Como escrevo dez dias depois do início das chuvas, asseguro que o meu roteiro nunca foi escrito e nem nos meus piores pesadelos – imagino que nem os climatologistas desconfiavam – poderia imaginar as cenas que ilustram; não um roteiro, mas a mais dura, triste e desafiadora realidade já vivenciada pela população gaúcha nos últimos anos. Para escrever ficção é preciso imaginar uma realidade inexistente; mas neste caso a realidade superou a ficção em muitas vezes.

Por que se atribui às mudanças climáticas essa tragédia jamais imaginada? O Planeta vem avisando há muito tempo que não aceita desaforos.

O efeito borboleta foi descrito em 1972 e vem se materializar de forma trágica e realística, 52 anos depois.

Para quem não lembra, o efeito borboleta foi uma metáfora usada pelo meteorologista e matemático Edward Lorenz, quando se discutia a teoria do caos, em uma conferência na Academia de Ciências de Washington. Ele explicava que pequenas mudanças em um sistema dinâmico podem levar a grandes e imprevisíveis consequências em um futuro distante.

A coincidência trágica é que Lorenz, ao apresentar seu exemplo aos acadêmicos daquela conferência, usou o Brasil como ponto de partida. A realidade acabou invertida. Hoje é o Brasil que, na verdade, sofre um evento catastrófico, em consequência de pequenos eventos que nós, os seres humanos permitimos que acontecessem no mundo inteiro – quem sabe no Texas… Fruto de nossa ganância.

Lorenz usou a hipótese de que uma borboleta, batendo asas no Brasil, poderia teoricamente influenciar o curso do tempo e resultar, mais tarde, em um tornado no Texas.

Quem poderia imaginar as cenas do meu também hipotético roteiro de “cinema catástrofe”?

Na realidade gaúcha se encontra os elementos que definem esse tipo de filme: enredo apocalíptico, drama, cenas de ação e um clima de tensão inacreditável. Chuvas tão intensas e concentradas que elevaram os volumes de rios e seus afluentes. Cidades completamente destruídas – um cenário só visto em guerras – pontes levadas pela correnteza como se fossem maquetes (não eram efeitos especiais) e não obras gigantescas de engenharia.

O centro de Porto Alegre tomado pelas águas. Um estádio de futebol – do Grêmio – como uma piscina gigante ao centro. O Centro de treinamento do adversário, o Internacional, completamente tomado pelas águas. Um aeroporto fechado; não por algumas horas, mas por muitos dias… Cidades incomunicáveis.

Onde poderíamos imaginar que as pessoas em plena era da globalização ficariam sem qualquer sinal de celular, sem combustível, sem comida e sem água por horas ou dias? Que roteirista poderia conceber a ideia de um personagem que, em meio ao caos e à destruição teria que permanecer 15 horas sobre o teto de um carro, até receber o milagre do resgate?

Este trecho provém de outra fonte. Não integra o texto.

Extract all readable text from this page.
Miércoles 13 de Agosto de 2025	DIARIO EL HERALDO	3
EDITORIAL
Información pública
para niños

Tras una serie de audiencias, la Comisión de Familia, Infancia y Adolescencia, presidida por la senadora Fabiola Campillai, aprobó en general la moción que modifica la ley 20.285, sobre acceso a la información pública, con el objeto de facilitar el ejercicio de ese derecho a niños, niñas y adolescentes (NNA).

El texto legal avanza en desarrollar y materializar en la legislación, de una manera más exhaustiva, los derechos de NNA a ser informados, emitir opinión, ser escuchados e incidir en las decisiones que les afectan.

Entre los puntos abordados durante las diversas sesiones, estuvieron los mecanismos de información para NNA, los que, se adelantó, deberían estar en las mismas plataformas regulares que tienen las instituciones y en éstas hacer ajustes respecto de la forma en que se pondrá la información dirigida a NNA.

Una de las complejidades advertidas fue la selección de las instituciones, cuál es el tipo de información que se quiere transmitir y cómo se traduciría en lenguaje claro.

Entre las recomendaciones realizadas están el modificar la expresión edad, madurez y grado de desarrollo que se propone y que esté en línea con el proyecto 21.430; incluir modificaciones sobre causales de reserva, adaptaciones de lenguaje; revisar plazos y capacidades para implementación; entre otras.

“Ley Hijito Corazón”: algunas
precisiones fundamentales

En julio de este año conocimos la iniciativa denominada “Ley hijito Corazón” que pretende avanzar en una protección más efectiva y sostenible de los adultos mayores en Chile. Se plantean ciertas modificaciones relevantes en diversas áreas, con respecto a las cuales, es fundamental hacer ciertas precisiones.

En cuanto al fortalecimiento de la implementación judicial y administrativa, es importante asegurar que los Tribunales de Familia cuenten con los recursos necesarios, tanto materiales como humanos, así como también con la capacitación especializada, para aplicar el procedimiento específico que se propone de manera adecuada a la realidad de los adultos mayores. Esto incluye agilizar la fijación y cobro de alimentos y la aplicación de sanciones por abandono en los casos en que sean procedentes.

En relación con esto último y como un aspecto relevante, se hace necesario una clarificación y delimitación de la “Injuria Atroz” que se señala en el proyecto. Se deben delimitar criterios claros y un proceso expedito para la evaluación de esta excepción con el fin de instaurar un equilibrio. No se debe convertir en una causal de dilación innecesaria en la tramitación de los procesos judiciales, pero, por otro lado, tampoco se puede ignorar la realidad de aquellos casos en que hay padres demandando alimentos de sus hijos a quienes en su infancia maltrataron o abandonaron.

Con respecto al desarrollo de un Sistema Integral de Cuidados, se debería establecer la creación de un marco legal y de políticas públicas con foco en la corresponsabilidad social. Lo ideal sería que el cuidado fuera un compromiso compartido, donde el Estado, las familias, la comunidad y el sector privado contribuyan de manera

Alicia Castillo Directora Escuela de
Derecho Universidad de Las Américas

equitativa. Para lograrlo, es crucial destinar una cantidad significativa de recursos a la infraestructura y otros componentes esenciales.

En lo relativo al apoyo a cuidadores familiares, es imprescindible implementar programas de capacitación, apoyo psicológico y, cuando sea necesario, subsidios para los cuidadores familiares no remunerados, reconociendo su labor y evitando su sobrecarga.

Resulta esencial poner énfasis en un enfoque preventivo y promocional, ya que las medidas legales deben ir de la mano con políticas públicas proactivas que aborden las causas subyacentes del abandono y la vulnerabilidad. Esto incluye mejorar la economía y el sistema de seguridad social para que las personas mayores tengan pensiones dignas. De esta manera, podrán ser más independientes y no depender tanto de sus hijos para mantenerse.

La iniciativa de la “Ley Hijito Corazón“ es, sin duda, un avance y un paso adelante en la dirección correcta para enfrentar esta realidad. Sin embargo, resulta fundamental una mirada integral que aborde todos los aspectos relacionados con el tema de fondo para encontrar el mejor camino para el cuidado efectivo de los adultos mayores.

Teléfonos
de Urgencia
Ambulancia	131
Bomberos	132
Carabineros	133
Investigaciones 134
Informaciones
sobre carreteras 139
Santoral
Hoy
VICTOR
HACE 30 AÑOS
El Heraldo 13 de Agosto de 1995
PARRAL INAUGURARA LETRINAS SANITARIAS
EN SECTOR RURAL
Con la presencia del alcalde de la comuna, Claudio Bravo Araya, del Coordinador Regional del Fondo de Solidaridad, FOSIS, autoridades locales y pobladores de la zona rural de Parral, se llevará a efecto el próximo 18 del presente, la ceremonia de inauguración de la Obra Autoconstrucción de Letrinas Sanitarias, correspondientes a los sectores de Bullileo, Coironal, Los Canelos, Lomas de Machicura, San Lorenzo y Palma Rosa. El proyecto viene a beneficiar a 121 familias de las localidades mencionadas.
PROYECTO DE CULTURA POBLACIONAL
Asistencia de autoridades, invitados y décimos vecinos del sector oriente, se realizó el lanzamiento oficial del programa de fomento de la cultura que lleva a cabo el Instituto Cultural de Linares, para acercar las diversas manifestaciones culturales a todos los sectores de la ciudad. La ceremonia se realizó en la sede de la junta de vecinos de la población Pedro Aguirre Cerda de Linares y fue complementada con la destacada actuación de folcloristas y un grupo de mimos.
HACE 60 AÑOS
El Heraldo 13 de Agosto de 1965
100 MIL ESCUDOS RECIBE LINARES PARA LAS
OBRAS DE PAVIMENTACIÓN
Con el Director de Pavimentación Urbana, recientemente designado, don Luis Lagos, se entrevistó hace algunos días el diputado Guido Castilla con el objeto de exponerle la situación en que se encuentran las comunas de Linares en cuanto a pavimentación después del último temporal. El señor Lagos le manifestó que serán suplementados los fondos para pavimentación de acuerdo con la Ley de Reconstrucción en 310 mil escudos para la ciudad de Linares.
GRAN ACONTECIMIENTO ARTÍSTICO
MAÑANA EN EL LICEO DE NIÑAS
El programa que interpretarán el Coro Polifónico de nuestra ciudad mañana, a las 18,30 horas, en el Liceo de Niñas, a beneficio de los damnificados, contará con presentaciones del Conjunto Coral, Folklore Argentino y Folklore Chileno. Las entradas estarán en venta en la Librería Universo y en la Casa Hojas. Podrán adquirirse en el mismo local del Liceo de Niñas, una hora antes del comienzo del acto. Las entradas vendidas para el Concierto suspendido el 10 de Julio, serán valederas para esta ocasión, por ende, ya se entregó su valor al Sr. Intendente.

Aquela cena dos bois descendo a correnteza talvez fosse imaginada por um roteirista mais criativo. Mas fazer um roteiro em que dois terços dos municípios de uma província fossem afetados pela tragédia nunca me passou pela cabeça…

O número de mortos e desaparecidos é alto. Mas o que mais preocupa são os que sobreviveram à tragédia. A reconstrução de uma vida econômica já é difícil. Mas a reconstrução das próprias pessoas e de suas famílias, desta vez, vai depender da reconstrução (não só de casas), mas de cidades inteiras e de um completo ciclo econômico.

Será preciso reconstruir as próprias sociedades. Casas, comércio, indústrias… ter emprego e gerar renda para essas pessoas. Vai ser um trabalho gigante.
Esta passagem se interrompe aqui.